Written by attorney Michael Lee Claessens

Lawfully obtain a new California contractors license after yours has been revoked.

Revocation of your California contractor’s license is permanent, but that does not mean you cannot receive another. After the passage of time, you can reapply. How much time? Usually, from one to five years must pass from the date of revocation. The amount of time is dependent on the nature and seriousness of the underlying bases for your past license revocation. After that, to reapply, the Contractors State License Board (“Board") requires that you demonstrate: (1) trade competency, (2) atonement, (3) restitution to the state, and (4) financial solvency.

The first requirement, trade competency, is met simply by taking and passing the law and trades portion of the written examination for your specialty.

The second requirement, atonement, requires that you demonstrate that you have paid compensation to anyone you injured or whose property you damaged that was the basis for the revocation of your license. This means that, in addition to paying any court judgment against you, you must also compensate others you may have injured even if the person you injured did not sue you to recover the loss they incurred.

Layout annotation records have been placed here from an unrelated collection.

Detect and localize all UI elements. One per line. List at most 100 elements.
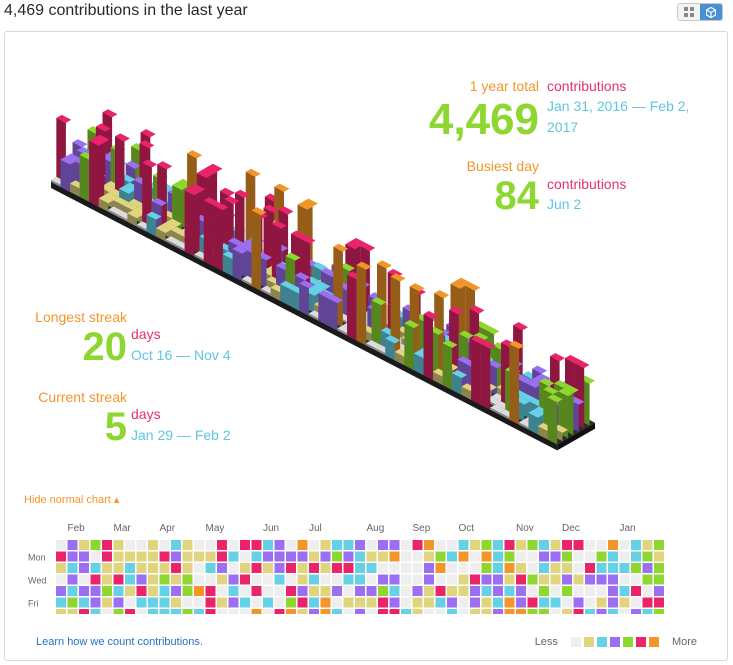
calendar-day-cell[interactable] — [481, 586, 492, 596]
calendar-day-cell[interactable] — [125, 563, 135, 573]
calendar-day-cell[interactable] — [366, 574, 377, 585]
calendar-day-cell[interactable] — [412, 609, 423, 614]
calendar-day-cell[interactable] — [401, 586, 411, 596]
calendar-day-cell[interactable] — [343, 563, 354, 573]
calendar-day-cell[interactable] — [401, 540, 411, 550]
calendar-day-cell[interactable] — [539, 586, 549, 596]
calendar-day-cell[interactable] — [125, 609, 135, 614]
calendar-day-cell[interactable] — [263, 540, 273, 550]
calendar-day-cell[interactable] — [297, 574, 308, 585]
calendar-day-cell[interactable] — [355, 563, 365, 573]
calendar-day-cell[interactable] — [458, 597, 469, 608]
calendar-day-cell[interactable] — [378, 609, 388, 614]
calendar-day-cell[interactable] — [113, 609, 124, 614]
calendar-day-cell[interactable] — [79, 597, 89, 608]
calendar-day-cell[interactable] — [493, 551, 503, 562]
calendar-day-cell[interactable] — [516, 551, 526, 562]
calendar-day-cell[interactable] — [608, 563, 618, 573]
calendar-day-cell[interactable] — [274, 597, 285, 608]
calendar-day-cell[interactable] — [401, 609, 411, 614]
calendar-day-cell[interactable] — [527, 597, 538, 608]
calendar-day-cell[interactable] — [136, 586, 147, 596]
calendar-day-cell[interactable] — [136, 597, 147, 608]
calendar-day-cell[interactable] — [286, 586, 296, 596]
calendar-day-cell[interactable] — [263, 551, 273, 562]
calendar-day-cell[interactable] — [447, 609, 457, 614]
calendar-day-cell[interactable] — [631, 563, 641, 573]
calendar-day-cell[interactable] — [504, 609, 515, 614]
calendar-day-cell[interactable] — [412, 586, 423, 596]
calendar-day-cell[interactable] — [562, 540, 572, 550]
calendar-day-cell[interactable] — [631, 597, 641, 608]
calendar-day-cell[interactable] — [148, 597, 158, 608]
calendar-day-cell[interactable] — [504, 586, 515, 596]
calendar-day-cell[interactable] — [125, 574, 135, 585]
calendar-day-cell[interactable] — [642, 586, 653, 596]
calendar-day-cell[interactable] — [136, 574, 147, 585]
calendar-day-cell[interactable] — [67, 551, 78, 562]
hide-normal-chart-link[interactable]: Hide normal chart ▴ — [24, 494, 120, 506]
calendar-day-cell[interactable] — [412, 551, 423, 562]
calendar-day-cell[interactable] — [493, 563, 503, 573]
isometric-view-button[interactable] — [700, 4, 722, 20]
calendar-day-cell[interactable] — [642, 609, 653, 614]
calendar-day-cell[interactable] — [228, 609, 239, 614]
calendar-day-cell[interactable] — [297, 551, 308, 562]
calendar-day-cell[interactable] — [113, 574, 124, 585]
calendar-day-cell[interactable] — [573, 563, 584, 573]
calendar-day-cell[interactable] — [286, 574, 296, 585]
calendar-day-cell[interactable] — [389, 563, 400, 573]
calendar-day-cell[interactable] — [493, 586, 503, 596]
calendar-day-cell[interactable] — [470, 586, 480, 596]
calendar-day-cell[interactable] — [481, 574, 492, 585]
calendar-day-cell[interactable] — [113, 597, 124, 608]
calendar-day-cell[interactable] — [113, 540, 124, 550]
calendar-day-cell[interactable] — [654, 551, 664, 562]
calendar-day-cell[interactable] — [228, 563, 239, 573]
calendar-day-cell[interactable] — [263, 574, 273, 585]
calendar-day-cell[interactable] — [309, 574, 319, 585]
calendar-day-cell[interactable] — [527, 574, 538, 585]
calendar-day-cell[interactable] — [389, 551, 400, 562]
calendar-day-cell[interactable] — [194, 609, 204, 614]
calendar-day-cell[interactable] — [320, 609, 331, 614]
calendar-day-cell[interactable] — [228, 551, 239, 562]
calendar-day-cell[interactable] — [470, 551, 480, 562]
calendar-day-cell[interactable] — [654, 563, 664, 573]
calendar-day-cell[interactable] — [343, 551, 354, 562]
calendar-day-cell[interactable] — [217, 540, 227, 550]
calendar-day-cell[interactable] — [171, 551, 181, 562]
calendar-day-cell[interactable] — [539, 574, 549, 585]
calendar-day-cell[interactable] — [527, 586, 538, 596]
calendar-day-cell[interactable] — [194, 563, 204, 573]
calendar-day-cell[interactable] — [205, 574, 216, 585]
calendar-day-cell[interactable] — [274, 609, 285, 614]
calendar-day-cell[interactable] — [527, 551, 538, 562]
calendar-day-cell[interactable] — [286, 597, 296, 608]
calendar-day-cell[interactable] — [424, 586, 434, 596]
calendar-day-cell[interactable] — [182, 540, 193, 550]
calendar-day-cell[interactable] — [470, 563, 480, 573]
calendar-day-cell[interactable] — [573, 597, 584, 608]
calendar-day-cell[interactable] — [90, 597, 101, 608]
calendar-day-cell[interactable] — [470, 574, 480, 585]
calendar-day-cell[interactable] — [228, 574, 239, 585]
calendar-day-cell[interactable] — [148, 551, 158, 562]
calendar-day-cell[interactable] — [366, 563, 377, 573]
calendar-day-cell[interactable] — [470, 609, 480, 614]
calendar-day-cell[interactable] — [424, 551, 434, 562]
calendar-day-cell[interactable] — [90, 540, 101, 550]
calendar-day-cell[interactable] — [493, 574, 503, 585]
calendar-day-cell[interactable] — [516, 609, 526, 614]
calendar-day-cell[interactable] — [79, 574, 89, 585]
calendar-day-cell[interactable] — [642, 551, 653, 562]
calendar-day-cell[interactable] — [148, 540, 158, 550]
calendar-day-cell[interactable] — [79, 540, 89, 550]
calendar-day-cell[interactable] — [481, 597, 492, 608]
calendar-day-cell[interactable] — [608, 540, 618, 550]
calendar-day-cell[interactable] — [332, 609, 342, 614]
calendar-day-cell[interactable] — [619, 574, 630, 585]
calendar-day-cell[interactable] — [585, 597, 595, 608]
calendar-day-cell[interactable] — [654, 586, 664, 596]
calendar-day-cell[interactable] — [642, 597, 653, 608]
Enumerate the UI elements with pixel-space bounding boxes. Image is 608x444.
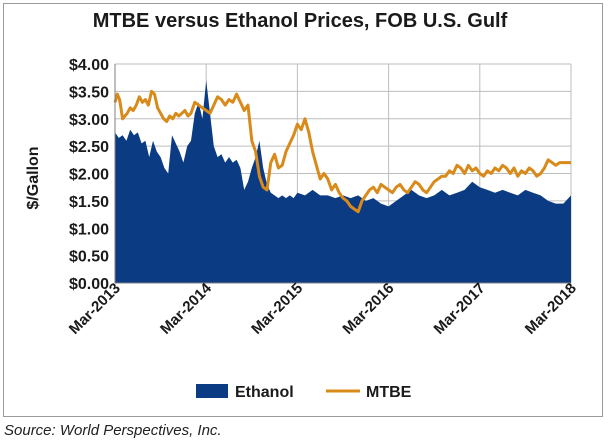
- y-tick-label: $0.00: [69, 276, 109, 293]
- x-tick-label: Mar-2015: [248, 280, 306, 338]
- series-layer: [113, 80, 571, 284]
- y-tick-label: $0.50: [69, 249, 109, 266]
- x-tick-label: Mar-2017: [431, 280, 489, 338]
- y-tick-label: $2.50: [69, 139, 109, 156]
- y-tick-label: $4.00: [69, 57, 109, 74]
- x-tick-label: Mar-2018: [522, 280, 580, 338]
- series-line-mtbe: [113, 89, 571, 214]
- legend-swatch-ethanol: [196, 384, 228, 398]
- x-tick-label: Mar-2014: [157, 279, 215, 337]
- y-tick-label: $3.50: [69, 84, 109, 101]
- chart-title: MTBE versus Ethanol Prices, FOB U.S. Gul…: [92, 10, 508, 32]
- legend-label-mtbe: MTBE: [366, 384, 412, 401]
- chart-svg: $0.00 $0.50 $1.00 $1.50 $2.00 $2.50 $3.00 $3.50…: [25, 57, 580, 401]
- y-tick-label: $2.00: [69, 167, 109, 184]
- y-tick-label: $1.00: [69, 221, 109, 238]
- axes: [114, 64, 571, 284]
- y-axis-label: $/Gallon: [25, 146, 42, 209]
- y-tick-label: $3.00: [69, 112, 109, 129]
- source-note: Source: World Perspectives, Inc.: [4, 422, 222, 439]
- x-tick-labels: Mar-2013 Mar-2014 Mar-2015 Mar-2016 Mar-2017…: [66, 279, 580, 337]
- y-tick-label: $1.50: [69, 194, 109, 211]
- y-tick-labels: $0.00 $0.50 $1.00 $1.50 $2.00 $2.50 $3.00 $3.50…: [69, 57, 109, 293]
- legend: Ethanol MTBE: [196, 384, 412, 401]
- x-tick-label: Mar-2016: [339, 280, 397, 338]
- legend-label-ethanol: Ethanol: [235, 384, 294, 401]
- series-area-ethanol: [115, 80, 571, 284]
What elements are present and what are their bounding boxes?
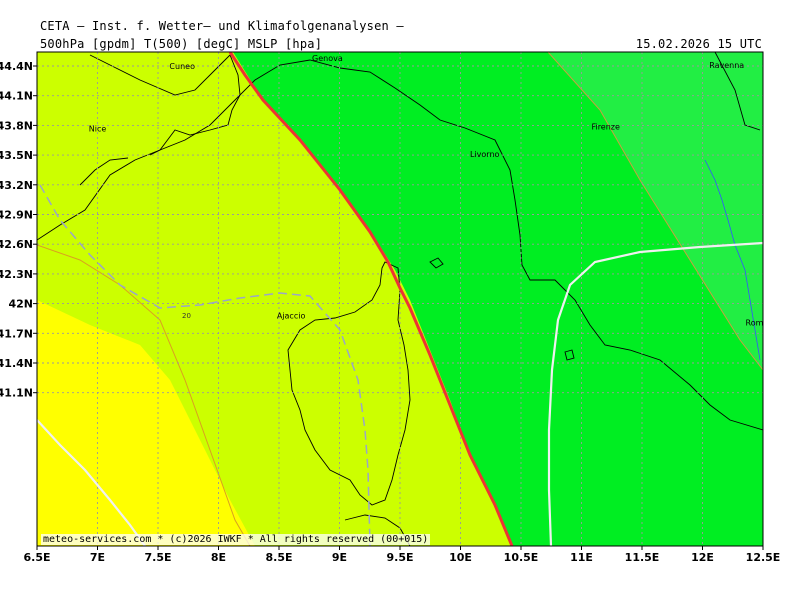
lat-tick-label: 43.5N (0, 149, 33, 162)
chart-title: CETA – Inst. f. Wetter– und Klimafolgena… (40, 19, 404, 33)
lat-tick-label: 42N (8, 298, 33, 311)
chart-parameters: 500hPa [gpdm] T(500) [degC] MSLP [hpa] (40, 37, 323, 51)
city-label-rome: Rome (746, 318, 769, 327)
city-label-cuneo: Cuneo (169, 62, 195, 71)
city-label-genova: Genova (312, 54, 343, 63)
coastlines (37, 52, 763, 546)
temperature-zone-yellow (37, 300, 255, 546)
lon-tick-label: 11.5E (625, 551, 660, 564)
city-label-ravenna: Ravenna (709, 61, 744, 70)
lon-tick-label: 12.5E (746, 551, 781, 564)
lat-tick-label: 42.3N (0, 268, 33, 281)
lon-tick-label: 10.5E (504, 551, 539, 564)
city-label-firenze: Firenze (591, 122, 620, 131)
lat-tick-label: 44.4N (0, 60, 33, 73)
geopotential-contour-red (228, 52, 514, 546)
lat-tick-label: 43.2N (0, 179, 33, 192)
copyright-credit: meteo-services.com * (c)2026 IWKF * All … (41, 534, 431, 545)
lat-tick-label: 41.4N (0, 357, 33, 370)
lon-tick-label: 9E (332, 551, 347, 564)
lon-tick-label: 7E (90, 551, 105, 564)
lon-tick-label: 11E (570, 551, 593, 564)
lon-tick-label: 12E (691, 551, 714, 564)
lon-tick-label: 7.5E (144, 551, 171, 564)
lon-tick-label: 9.5E (386, 551, 413, 564)
lat-tick-label: 42.9N (0, 209, 33, 222)
valid-time: 15.02.2026 15 UTC (635, 37, 762, 51)
isobar-southwest (37, 419, 146, 546)
lat-tick-label: 41.1N (0, 387, 33, 400)
lon-tick-label: 8.5E (265, 551, 292, 564)
lat-tick-label: 44.1N (0, 90, 33, 103)
city-label-ajaccio: Ajaccio (277, 311, 306, 320)
temperature-zone-green (233, 52, 763, 546)
lat-tick-label: 41.7N (0, 327, 33, 340)
lon-tick-label: 8E (211, 551, 226, 564)
contour-label: 20 (182, 312, 191, 320)
lat-tick-label: 42.6N (0, 238, 33, 251)
temperature-contour-20 (39, 184, 371, 546)
city-label-livorno: Livorno (470, 150, 500, 159)
graticule (37, 52, 763, 546)
lat-tick-label: 43.8N (0, 119, 33, 132)
lon-tick-label: 6.5E (23, 551, 50, 564)
city-label-nice: Nice (89, 124, 107, 133)
lon-tick-label: 10E (449, 551, 472, 564)
isobar-east (547, 241, 763, 546)
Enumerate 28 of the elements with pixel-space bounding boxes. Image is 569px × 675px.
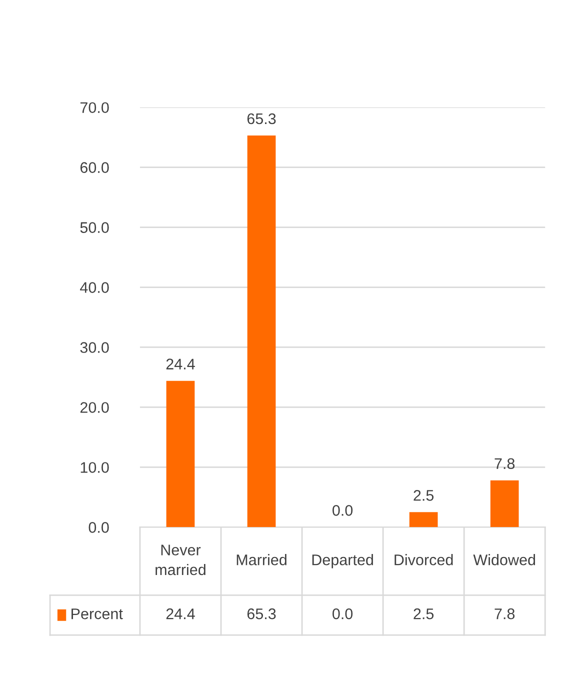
data-label: 24.4 <box>166 608 195 620</box>
y-tick-label: 20.0 <box>80 402 109 413</box>
bar <box>247 136 276 528</box>
text: 2.5 <box>414 490 434 501</box>
text: 0.0 <box>332 505 353 516</box>
legend-label: Percent <box>72 608 123 620</box>
data-label: 7.8 <box>494 608 515 620</box>
bar <box>490 480 519 528</box>
x-tick-label: Departed <box>312 554 373 568</box>
y-tick-label: 10.0 <box>80 462 109 473</box>
data-label: 65.3 <box>247 608 276 620</box>
x-tick-label: Widowed <box>473 554 536 566</box>
bar <box>409 512 438 528</box>
y-tick-label: 40.0 <box>80 282 109 293</box>
text: 24.4 <box>166 358 195 370</box>
x-tick-label: Never married <box>156 544 206 576</box>
y-tick-label: 0.0 <box>88 522 109 533</box>
x-tick-label: Married <box>236 554 286 566</box>
bar <box>166 380 195 528</box>
text: 65.3 <box>247 113 276 124</box>
y-tick-label: 70.0 <box>80 102 109 114</box>
data-label: 0.0 <box>332 608 353 620</box>
y-tick-label: 50.0 <box>80 222 109 233</box>
y-tick-label: 60.0 <box>80 162 109 173</box>
text: 7.8 <box>494 458 515 470</box>
x-tick-label: Divorced <box>394 554 453 566</box>
y-tick-label: 30.0 <box>80 342 109 353</box>
data-label: 2.5 <box>414 608 434 620</box>
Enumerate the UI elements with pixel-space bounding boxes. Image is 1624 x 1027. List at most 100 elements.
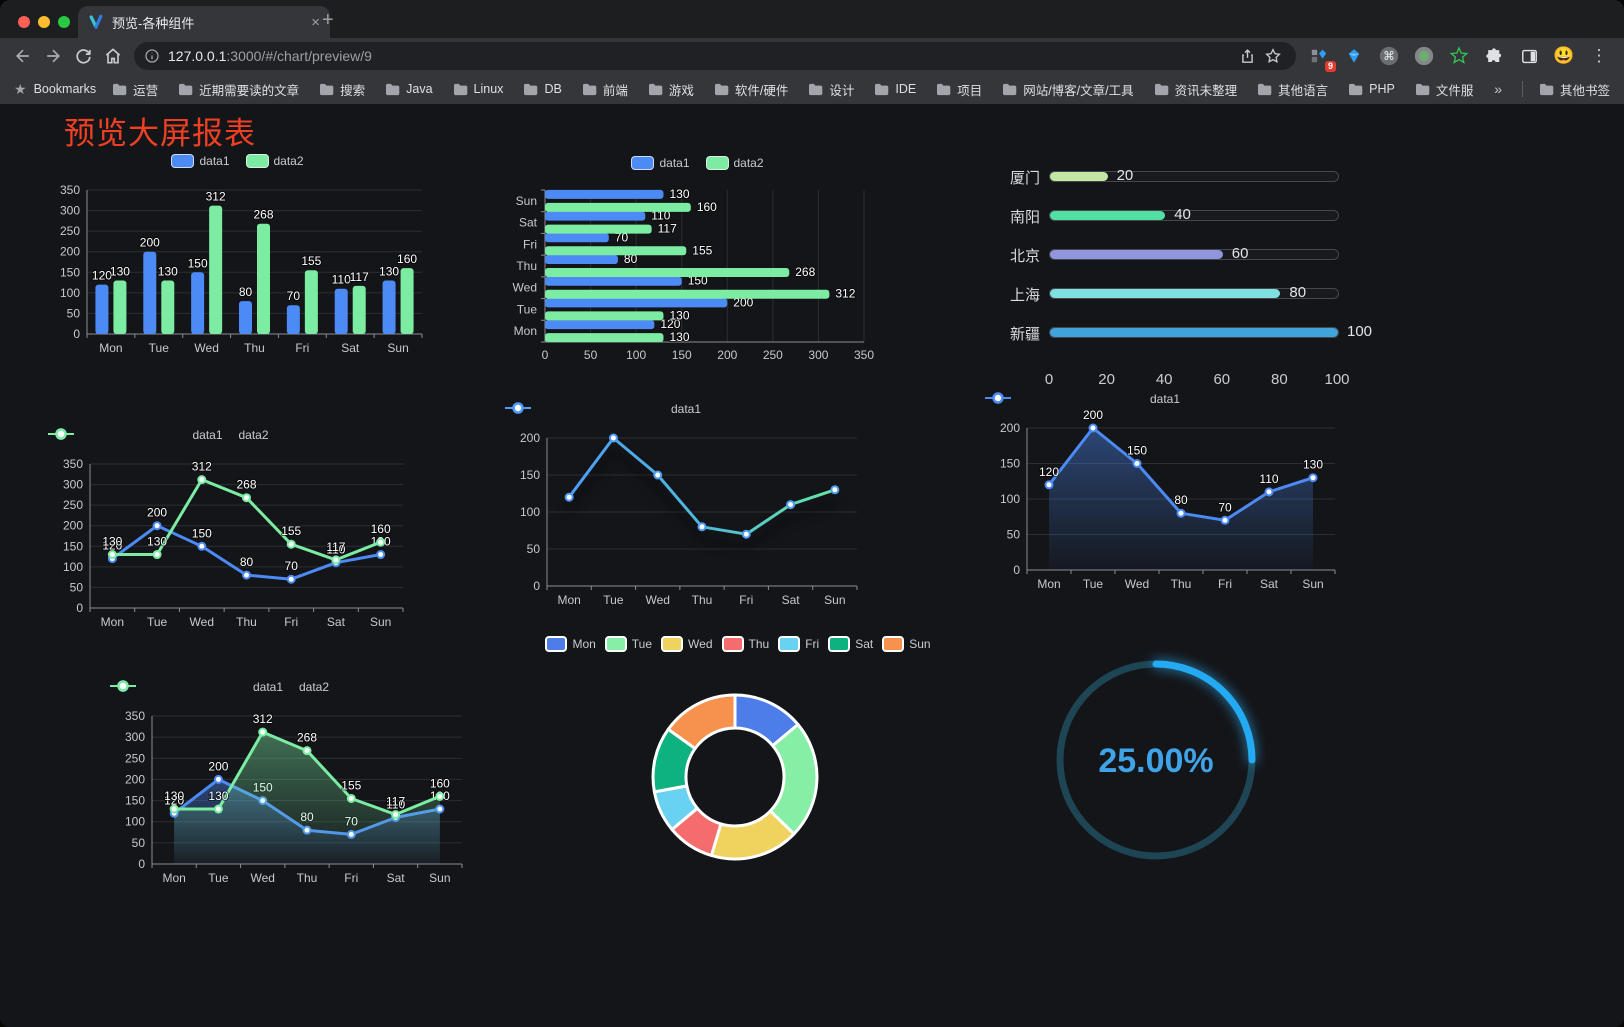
back-button[interactable] [8, 41, 38, 71]
svg-text:130: 130 [110, 265, 130, 279]
svg-text:350: 350 [63, 457, 83, 471]
bookmark-folder[interactable]: IDE [874, 82, 916, 96]
svg-text:120: 120 [164, 793, 184, 807]
bookmark-folder[interactable]: 其他语言 [1257, 80, 1328, 99]
extension-green-star-icon[interactable] [1446, 43, 1472, 69]
bookmark-folder[interactable]: 近期需要读的文章 [178, 80, 299, 99]
svg-text:80: 80 [1174, 493, 1188, 507]
bookmark-folder[interactable]: 前端 [582, 80, 628, 99]
svg-text:Sun: Sun [370, 615, 391, 629]
browser-menu-button[interactable]: ⋮ [1590, 46, 1608, 65]
legend-item[interactable]: Thu [721, 636, 769, 652]
area-line-chart: data1 0 50 100 150 200 Mon Tue Wed Thu Fri Sat Sun 12… [985, 388, 1345, 600]
legend-item[interactable]: data1 [171, 154, 230, 168]
extension-grid-icon[interactable]: 9 [1306, 43, 1336, 72]
legend-item[interactable]: data1 [505, 402, 701, 416]
url-bar[interactable]: 127.0.0.1:3000/#/chart/preview/9 [134, 42, 1296, 70]
svg-text:200: 200 [208, 759, 228, 773]
extension-diamond-icon[interactable] [1341, 43, 1367, 69]
svg-text:155: 155 [692, 243, 712, 257]
svg-text:130: 130 [669, 187, 689, 201]
progress-axis: 0 20 40 60 80 100 [995, 371, 1375, 391]
bookmark-folder[interactable]: 设计 [808, 80, 854, 99]
folder-icon [714, 83, 729, 95]
bookmark-folder[interactable]: Java [385, 82, 433, 96]
bookmark-folder[interactable]: Linux [453, 82, 503, 96]
bookmark-folder[interactable]: 资讯未整理 [1154, 80, 1237, 99]
legend-item[interactable]: data2 [245, 154, 304, 168]
progress-row: 新疆 100 [995, 322, 1375, 343]
ring-progress-chart: 25.00% [1046, 642, 1266, 874]
home-icon [105, 48, 121, 64]
url-text: 127.0.0.1:3000/#/chart/preview/9 [168, 48, 1234, 64]
bookmark-folder[interactable]: 项目 [936, 80, 982, 99]
svg-text:300: 300 [808, 348, 828, 362]
new-tab-button[interactable]: + [322, 9, 334, 31]
legend-item[interactable]: Fri [778, 636, 819, 652]
bookmark-folder[interactable]: DB [523, 82, 562, 96]
minimize-window-button[interactable] [38, 16, 50, 28]
svg-text:0: 0 [542, 348, 549, 362]
progress-label: 南阳 [1009, 209, 1040, 226]
legend-item[interactable]: Sat [828, 636, 873, 652]
legend-item[interactable]: data1 [48, 428, 223, 442]
legend-item[interactable]: data1 [631, 156, 690, 170]
legend-swatch [705, 156, 729, 170]
home-button[interactable] [98, 41, 128, 71]
svg-text:Tue: Tue [147, 615, 168, 629]
close-window-button[interactable] [18, 16, 30, 28]
legend-item[interactable]: Sun [882, 636, 931, 652]
bookmark-folder[interactable]: 网站/博客/文章/工具 [1002, 80, 1134, 99]
bookmarks-root[interactable]: ★ Bookmarks [14, 81, 96, 98]
extension-command-icon[interactable]: ⌘ [1376, 43, 1402, 69]
bookmark-star-button[interactable] [1260, 43, 1286, 69]
bookmark-folder[interactable]: 搜索 [319, 80, 365, 99]
bookmark-folder[interactable]: 文件服务器 [1415, 80, 1474, 99]
svg-text:250: 250 [63, 498, 83, 512]
svg-text:Wed: Wed [250, 871, 274, 885]
reload-icon [75, 48, 91, 64]
reload-button[interactable] [68, 41, 98, 71]
bookmarks-overflow-chevron[interactable]: » [1494, 81, 1502, 97]
zoom-window-button[interactable] [58, 16, 70, 28]
legend-item[interactable]: data1 [110, 680, 283, 694]
svg-text:300: 300 [60, 204, 80, 218]
progress-track [1049, 171, 1339, 182]
tab-close-icon[interactable]: × [311, 13, 320, 31]
side-panel-button[interactable] [1516, 43, 1542, 69]
legend-item[interactable]: Tue [604, 636, 652, 652]
site-info-icon[interactable] [144, 48, 160, 64]
share-button[interactable] [1234, 43, 1260, 69]
extensions-area: 9 ⌘ [1306, 43, 1616, 72]
legend-item[interactable]: data2 [705, 156, 764, 170]
svg-text:200: 200 [1000, 421, 1020, 435]
extension-record-icon[interactable] [1411, 43, 1437, 69]
legend-item[interactable]: Wed [661, 636, 713, 652]
svg-text:Fri: Fri [739, 593, 753, 607]
svg-text:150: 150 [188, 256, 208, 270]
svg-text:Wed: Wed [190, 615, 214, 629]
legend-item[interactable]: data1 [985, 392, 1180, 406]
svg-text:250: 250 [60, 224, 80, 238]
svg-text:117: 117 [658, 222, 677, 236]
svg-text:150: 150 [520, 468, 540, 482]
svg-text:Wed: Wed [645, 593, 669, 607]
svg-text:300: 300 [125, 730, 145, 744]
forward-button[interactable] [38, 41, 68, 71]
folder-icon [453, 83, 467, 95]
bookmark-folder[interactable]: 软件/硬件 [714, 80, 788, 99]
svg-text:Wed: Wed [513, 281, 537, 295]
extensions-puzzle-button[interactable] [1481, 43, 1507, 69]
legend-swatch [661, 636, 684, 652]
bookmark-folder[interactable]: 运营 [112, 80, 158, 99]
profile-avatar[interactable]: 😃 [1553, 46, 1575, 65]
bookmark-folder[interactable]: 游戏 [648, 80, 694, 99]
bookmark-folder[interactable]: PHP [1348, 82, 1395, 96]
svg-text:80: 80 [239, 285, 253, 299]
svg-text:268: 268 [297, 731, 317, 745]
legend-item[interactable]: Mon [545, 636, 596, 652]
browser-tab[interactable]: 预览-各种组件 × [78, 6, 330, 38]
legend-item[interactable]: data2 [48, 428, 269, 442]
legend-item[interactable]: data2 [110, 680, 329, 694]
other-bookmarks-folder[interactable]: 其他书签 [1539, 80, 1610, 99]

The only exception is if the loss has been reduced to a debt that you later discharged in bankruptcy.

The third requirement, restitution to the State, is straightforward: You must pay any outstanding civil penalties and investigative costs incurred by the Board. There are no exceptions. Civil penalties are not dischargeable in bankruptcy. If you are behind in your family support payments, you must also resolve any outstanding family support issues.

Fourth, you must demonstrate financial solvency. As the condition for any new license issued after a previous revocation, the Board requires that you obtain a disciplinary contractor's bond in the amount of not less than twice the amount or more than ten times the base bond amount of $7,500. The amount of the disciplinary bond is determined by the Board based upon the seriousness of the past violations leading to your previous license revocation. You will be required to maintain the bond on file with the Board for at least two years and the bond period runs only while your license is current, active, and in good standing.

These are daunting requirements to be sure, but competent counsel can assist you at every step to help you avoid mistakes that could cause your application to be rejected and to assist you in getting your carrier back on track.